Vanishing Texas Vernacular Architecture


The elementary school building is all that remains of the small Panhandle community of Pringle that once served as a railroad supply point.  Walls were constructed of brick and structural clay tile.  The roof over the classrooms was wood-framed and the roof over the cafeteria/gym/auditorium was framed with steel trusses.  All of these materials were typical of school construction in the late-1920s and into the 1930s, so the school was built to withstand the sometimes turbulent weather of the Panhandle.  In the thirty-five years since the school closed, it has been abandoned and left to the destructive powers of weather and time.

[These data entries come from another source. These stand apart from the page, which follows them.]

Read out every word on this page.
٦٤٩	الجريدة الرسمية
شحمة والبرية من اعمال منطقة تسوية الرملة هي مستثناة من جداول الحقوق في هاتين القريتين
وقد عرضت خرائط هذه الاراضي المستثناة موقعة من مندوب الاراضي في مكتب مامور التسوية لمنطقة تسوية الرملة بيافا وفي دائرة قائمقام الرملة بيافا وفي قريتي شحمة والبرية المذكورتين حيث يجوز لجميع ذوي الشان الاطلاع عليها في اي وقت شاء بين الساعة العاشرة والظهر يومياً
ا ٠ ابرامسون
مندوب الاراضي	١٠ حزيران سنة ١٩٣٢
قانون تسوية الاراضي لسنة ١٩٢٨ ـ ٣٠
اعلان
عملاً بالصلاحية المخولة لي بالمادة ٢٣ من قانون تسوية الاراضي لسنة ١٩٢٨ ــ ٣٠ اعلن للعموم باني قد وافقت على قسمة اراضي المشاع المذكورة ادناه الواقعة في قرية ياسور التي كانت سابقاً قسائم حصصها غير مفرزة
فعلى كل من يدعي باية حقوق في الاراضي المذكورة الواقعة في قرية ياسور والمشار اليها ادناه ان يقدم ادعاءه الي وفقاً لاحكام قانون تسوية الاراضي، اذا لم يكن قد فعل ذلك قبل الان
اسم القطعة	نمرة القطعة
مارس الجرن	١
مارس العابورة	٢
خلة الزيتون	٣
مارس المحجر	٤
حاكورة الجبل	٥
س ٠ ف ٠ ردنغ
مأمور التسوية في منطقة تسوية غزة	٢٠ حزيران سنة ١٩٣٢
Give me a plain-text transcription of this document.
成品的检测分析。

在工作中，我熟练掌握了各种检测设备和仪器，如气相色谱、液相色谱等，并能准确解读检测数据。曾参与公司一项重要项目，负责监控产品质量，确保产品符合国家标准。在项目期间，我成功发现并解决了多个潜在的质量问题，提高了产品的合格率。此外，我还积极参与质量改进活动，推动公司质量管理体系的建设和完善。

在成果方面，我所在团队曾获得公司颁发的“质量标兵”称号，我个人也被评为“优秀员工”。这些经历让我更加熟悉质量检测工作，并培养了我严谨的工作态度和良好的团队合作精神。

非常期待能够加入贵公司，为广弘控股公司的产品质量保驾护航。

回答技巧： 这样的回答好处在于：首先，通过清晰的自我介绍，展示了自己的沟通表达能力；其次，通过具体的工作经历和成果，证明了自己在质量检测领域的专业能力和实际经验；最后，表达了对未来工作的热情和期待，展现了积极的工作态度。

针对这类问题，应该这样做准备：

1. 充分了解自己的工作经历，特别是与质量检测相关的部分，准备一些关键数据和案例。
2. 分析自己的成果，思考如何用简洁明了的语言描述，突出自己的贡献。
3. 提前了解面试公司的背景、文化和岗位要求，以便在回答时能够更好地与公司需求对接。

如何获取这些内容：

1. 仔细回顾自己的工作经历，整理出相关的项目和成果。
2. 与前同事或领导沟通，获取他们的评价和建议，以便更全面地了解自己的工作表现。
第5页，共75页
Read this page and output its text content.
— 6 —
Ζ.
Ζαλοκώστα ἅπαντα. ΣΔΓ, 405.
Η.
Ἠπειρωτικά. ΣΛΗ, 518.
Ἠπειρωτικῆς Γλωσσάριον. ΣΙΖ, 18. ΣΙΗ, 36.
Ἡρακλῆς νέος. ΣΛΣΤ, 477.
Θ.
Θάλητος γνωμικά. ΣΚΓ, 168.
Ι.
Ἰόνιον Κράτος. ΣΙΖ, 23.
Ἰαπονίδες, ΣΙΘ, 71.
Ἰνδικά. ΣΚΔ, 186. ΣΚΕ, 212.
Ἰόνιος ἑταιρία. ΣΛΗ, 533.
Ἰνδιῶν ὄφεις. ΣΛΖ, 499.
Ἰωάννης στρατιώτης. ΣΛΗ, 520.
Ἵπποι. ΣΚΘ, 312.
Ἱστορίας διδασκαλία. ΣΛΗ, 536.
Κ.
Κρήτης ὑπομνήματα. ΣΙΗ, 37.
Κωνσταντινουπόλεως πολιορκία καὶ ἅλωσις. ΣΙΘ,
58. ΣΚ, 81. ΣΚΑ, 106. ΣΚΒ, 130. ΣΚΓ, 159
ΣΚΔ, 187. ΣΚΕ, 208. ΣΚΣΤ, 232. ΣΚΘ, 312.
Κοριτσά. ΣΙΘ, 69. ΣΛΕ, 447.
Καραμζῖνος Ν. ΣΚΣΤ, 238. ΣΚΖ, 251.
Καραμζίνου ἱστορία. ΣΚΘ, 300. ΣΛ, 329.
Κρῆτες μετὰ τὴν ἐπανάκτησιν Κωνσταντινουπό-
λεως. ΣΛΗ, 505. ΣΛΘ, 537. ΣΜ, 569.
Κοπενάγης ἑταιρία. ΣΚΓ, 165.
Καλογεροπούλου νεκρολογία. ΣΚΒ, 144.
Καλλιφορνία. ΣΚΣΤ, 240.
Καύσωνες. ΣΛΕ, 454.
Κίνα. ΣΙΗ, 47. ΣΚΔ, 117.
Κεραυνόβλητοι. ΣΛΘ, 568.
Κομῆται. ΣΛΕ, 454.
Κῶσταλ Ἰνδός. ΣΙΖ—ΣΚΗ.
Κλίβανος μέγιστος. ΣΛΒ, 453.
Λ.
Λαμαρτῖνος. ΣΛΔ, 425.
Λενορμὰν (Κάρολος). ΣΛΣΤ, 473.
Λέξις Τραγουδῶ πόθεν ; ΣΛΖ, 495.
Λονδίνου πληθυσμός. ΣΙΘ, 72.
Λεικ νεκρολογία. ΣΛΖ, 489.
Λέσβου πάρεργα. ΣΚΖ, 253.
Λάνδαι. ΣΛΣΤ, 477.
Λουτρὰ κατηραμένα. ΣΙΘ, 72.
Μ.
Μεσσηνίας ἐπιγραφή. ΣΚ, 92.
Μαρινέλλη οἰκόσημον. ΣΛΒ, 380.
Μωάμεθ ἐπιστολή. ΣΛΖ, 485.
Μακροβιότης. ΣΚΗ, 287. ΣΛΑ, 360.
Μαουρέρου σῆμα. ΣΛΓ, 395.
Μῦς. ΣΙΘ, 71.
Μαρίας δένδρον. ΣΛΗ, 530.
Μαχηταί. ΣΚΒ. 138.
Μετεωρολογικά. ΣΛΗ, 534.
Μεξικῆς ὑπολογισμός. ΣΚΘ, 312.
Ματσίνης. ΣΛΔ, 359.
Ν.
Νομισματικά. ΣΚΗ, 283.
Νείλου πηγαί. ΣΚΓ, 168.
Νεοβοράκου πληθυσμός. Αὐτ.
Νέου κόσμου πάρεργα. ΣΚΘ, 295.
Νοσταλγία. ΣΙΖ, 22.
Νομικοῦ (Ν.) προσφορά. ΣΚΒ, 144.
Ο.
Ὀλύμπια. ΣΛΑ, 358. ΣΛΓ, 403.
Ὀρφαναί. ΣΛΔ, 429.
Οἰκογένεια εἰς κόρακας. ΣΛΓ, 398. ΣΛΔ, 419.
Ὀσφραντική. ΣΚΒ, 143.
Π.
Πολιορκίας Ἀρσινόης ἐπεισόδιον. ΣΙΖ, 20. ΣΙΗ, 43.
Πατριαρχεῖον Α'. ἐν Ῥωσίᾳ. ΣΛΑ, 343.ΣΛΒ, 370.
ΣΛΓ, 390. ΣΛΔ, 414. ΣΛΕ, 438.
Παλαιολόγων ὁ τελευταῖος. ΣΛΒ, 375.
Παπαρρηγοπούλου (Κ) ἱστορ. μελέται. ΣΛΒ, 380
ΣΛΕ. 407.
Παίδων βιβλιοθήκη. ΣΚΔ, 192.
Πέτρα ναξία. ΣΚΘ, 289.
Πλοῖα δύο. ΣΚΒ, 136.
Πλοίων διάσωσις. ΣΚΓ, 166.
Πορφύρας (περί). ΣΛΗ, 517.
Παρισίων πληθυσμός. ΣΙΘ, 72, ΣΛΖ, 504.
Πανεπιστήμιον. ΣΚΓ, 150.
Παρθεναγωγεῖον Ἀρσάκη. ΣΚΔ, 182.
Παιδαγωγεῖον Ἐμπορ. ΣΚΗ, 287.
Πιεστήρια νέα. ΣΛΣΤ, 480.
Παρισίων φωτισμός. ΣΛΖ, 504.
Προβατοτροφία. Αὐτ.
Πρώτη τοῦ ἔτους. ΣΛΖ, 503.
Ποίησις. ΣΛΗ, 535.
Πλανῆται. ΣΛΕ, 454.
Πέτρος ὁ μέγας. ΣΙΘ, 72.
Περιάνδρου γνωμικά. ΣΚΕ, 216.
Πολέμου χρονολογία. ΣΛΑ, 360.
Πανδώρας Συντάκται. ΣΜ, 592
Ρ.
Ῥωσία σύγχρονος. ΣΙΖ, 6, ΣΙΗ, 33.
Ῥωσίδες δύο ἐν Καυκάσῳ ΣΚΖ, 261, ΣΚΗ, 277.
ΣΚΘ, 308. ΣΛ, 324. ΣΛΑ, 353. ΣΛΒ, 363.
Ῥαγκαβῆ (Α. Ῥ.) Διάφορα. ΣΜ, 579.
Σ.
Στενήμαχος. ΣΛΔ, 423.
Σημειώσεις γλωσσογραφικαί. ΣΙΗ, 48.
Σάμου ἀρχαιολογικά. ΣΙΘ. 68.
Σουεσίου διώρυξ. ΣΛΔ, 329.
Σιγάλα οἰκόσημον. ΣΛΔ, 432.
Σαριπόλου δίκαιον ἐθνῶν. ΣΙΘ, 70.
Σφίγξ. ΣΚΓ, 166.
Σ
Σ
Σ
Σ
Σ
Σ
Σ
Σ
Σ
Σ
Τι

Pringle is at the intersection of Farm Road 1598 and State Highway 136, on the Chicago, Rock Island and Pacific Railroad nine miles north of Stinnett in northern Hutchinson County.  It began in 1929 when the Chicago, Rock Island and Gulf Railroad built between Stinnett and Hitchland.  The Pringle post office opened in 1929, and a school was organized that year.  William H. Pringle, for whom the community is named, donated land for a school building.  By 1933 Pringle had three businesses and a population of twenty.  The post office closed about 1947, and the school was consolidated with the Morse schools in 1977.  The population rose to sixty in 1947, dropped to forty-six in 1968, and has been estimated at forty from 1974 to 2000.

REFERENCE:  Mark Odintz, “PRINGLE, TX,” Handbook of Texas Online (, accessed November 23, 2012. Published by the Texas State Historical Association.